Papamobile z 1979 roku został skonstruowany przez specjalistów z Fabryki Samochodów Ciężarowych w Starachowicach i Państwowego Instytutu Motoryzacji w Warszawie. Wykonany został na zamówienie Episkopatu Polski specjalnie na pierwszą pielgrzymkę Jana Pawła II do ojczyzny. Pojazd był osadzony na ramie wojskowego stara 660 M2, układ napędowy, przystosowany do wolnego biegu opracowali specjaliści z PiMotu, na podwoziu zamontowano gondolę z miejscami dla pasażerów i papieskim tronem. W Starachowicach wykonano dwa typy podwozia, na wypadek, gdyby jedno papamobile się zepsuło. Po zakończeniu wizyty Jana Pawła II w Polsce, gondola została zniszczona, a podwozia przebudowane i sprzedane do PGRów na Pomorzu. Po śmierci Jana Pawła II w 2005 roku na poszukiwania pozostałości po papamobile wyruszyły dwie niezależne ekipy: z Muzeum Przyrody i Techniki w Starachowicach oraz prywatna ekspedycja Marka Adamczaka. Ślady zaprowadziły ich do zlikwidowanych PGRów w Główczycach i Stanomino w zachodniopomorskim, gdzie odkupili od prywatnych właścicieli dwie ramy i niektóre części mechaniczne.

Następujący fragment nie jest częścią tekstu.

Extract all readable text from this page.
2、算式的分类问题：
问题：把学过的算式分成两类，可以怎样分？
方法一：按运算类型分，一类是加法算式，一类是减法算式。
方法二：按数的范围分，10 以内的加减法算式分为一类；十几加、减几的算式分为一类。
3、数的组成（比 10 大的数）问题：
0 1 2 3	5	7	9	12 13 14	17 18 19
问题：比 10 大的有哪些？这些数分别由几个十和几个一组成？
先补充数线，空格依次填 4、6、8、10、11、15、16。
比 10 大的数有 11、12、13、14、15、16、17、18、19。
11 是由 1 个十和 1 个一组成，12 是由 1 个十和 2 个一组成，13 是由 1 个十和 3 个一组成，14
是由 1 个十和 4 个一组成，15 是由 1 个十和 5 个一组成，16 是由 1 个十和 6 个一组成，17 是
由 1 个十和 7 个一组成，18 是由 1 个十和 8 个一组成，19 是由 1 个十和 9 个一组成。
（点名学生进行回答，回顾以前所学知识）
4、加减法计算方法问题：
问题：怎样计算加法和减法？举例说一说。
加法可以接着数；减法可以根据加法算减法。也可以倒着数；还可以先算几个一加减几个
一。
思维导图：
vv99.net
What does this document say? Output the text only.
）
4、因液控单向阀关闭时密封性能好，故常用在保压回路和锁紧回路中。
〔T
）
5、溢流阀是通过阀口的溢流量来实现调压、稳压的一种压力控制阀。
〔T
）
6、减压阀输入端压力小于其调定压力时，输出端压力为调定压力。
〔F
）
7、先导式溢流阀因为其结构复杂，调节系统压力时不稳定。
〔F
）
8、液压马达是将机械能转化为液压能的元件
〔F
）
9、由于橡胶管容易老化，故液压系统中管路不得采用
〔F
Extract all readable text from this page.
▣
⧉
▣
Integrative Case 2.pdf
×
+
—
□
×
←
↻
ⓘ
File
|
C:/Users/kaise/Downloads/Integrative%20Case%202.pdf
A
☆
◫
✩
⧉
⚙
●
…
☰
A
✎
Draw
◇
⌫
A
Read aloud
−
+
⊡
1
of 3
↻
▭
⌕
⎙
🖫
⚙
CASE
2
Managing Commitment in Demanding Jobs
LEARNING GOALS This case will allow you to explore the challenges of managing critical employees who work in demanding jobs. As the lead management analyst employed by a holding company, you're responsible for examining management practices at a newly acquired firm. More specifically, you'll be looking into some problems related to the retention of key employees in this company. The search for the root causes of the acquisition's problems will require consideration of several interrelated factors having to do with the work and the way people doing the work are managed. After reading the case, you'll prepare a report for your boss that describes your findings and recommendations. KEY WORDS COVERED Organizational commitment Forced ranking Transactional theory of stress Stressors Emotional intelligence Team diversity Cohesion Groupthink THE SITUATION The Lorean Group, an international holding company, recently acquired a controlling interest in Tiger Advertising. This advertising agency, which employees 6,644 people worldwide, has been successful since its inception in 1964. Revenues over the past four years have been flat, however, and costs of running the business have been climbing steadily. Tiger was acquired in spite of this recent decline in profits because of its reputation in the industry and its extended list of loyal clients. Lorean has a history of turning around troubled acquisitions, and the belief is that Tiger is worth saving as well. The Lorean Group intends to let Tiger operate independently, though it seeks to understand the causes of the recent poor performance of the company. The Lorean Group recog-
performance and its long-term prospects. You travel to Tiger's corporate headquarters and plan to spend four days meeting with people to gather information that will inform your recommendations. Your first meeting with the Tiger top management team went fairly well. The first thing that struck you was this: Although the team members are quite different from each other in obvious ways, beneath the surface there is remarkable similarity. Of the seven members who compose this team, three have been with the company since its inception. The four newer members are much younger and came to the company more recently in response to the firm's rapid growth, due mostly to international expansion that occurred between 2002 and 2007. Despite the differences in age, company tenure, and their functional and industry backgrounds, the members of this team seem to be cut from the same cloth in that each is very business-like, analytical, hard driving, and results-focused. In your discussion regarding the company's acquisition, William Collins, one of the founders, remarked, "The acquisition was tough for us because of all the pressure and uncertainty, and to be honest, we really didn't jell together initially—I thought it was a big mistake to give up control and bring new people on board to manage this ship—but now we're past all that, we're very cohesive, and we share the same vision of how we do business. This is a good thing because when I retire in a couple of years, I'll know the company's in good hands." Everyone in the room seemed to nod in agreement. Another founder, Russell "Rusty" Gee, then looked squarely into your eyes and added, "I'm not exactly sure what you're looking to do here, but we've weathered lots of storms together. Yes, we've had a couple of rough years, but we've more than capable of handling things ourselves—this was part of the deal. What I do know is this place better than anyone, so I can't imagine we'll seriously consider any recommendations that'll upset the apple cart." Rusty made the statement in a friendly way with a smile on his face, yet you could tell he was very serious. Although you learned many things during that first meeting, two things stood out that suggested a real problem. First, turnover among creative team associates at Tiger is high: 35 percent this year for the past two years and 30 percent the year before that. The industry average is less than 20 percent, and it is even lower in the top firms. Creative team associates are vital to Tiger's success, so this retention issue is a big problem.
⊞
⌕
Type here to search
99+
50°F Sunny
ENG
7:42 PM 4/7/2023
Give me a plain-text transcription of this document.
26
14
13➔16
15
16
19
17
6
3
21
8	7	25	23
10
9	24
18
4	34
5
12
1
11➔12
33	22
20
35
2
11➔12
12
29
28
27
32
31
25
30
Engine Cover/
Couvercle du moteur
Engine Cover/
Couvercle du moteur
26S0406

W rejestrze pojazdów zabytkowych

Pojazd zrekonstruowany przez pracowników firmy Auto - Adamczak oraz wykładowców i studentów Politechniki Świętokrzyskiej został wpisany do krajowego rejestru pojazdów zabytkowych. Pojazd był rekonstruowany przez pięć lat. Kompletowano najpierw archiwalne zdjęcia, filmy, dokumenty a potem części. - Korzystaliśmy z pomocy pana Zbigniewa Gonciarza, projektanta pierwszego papamobile - dodaje Marek Adamczak.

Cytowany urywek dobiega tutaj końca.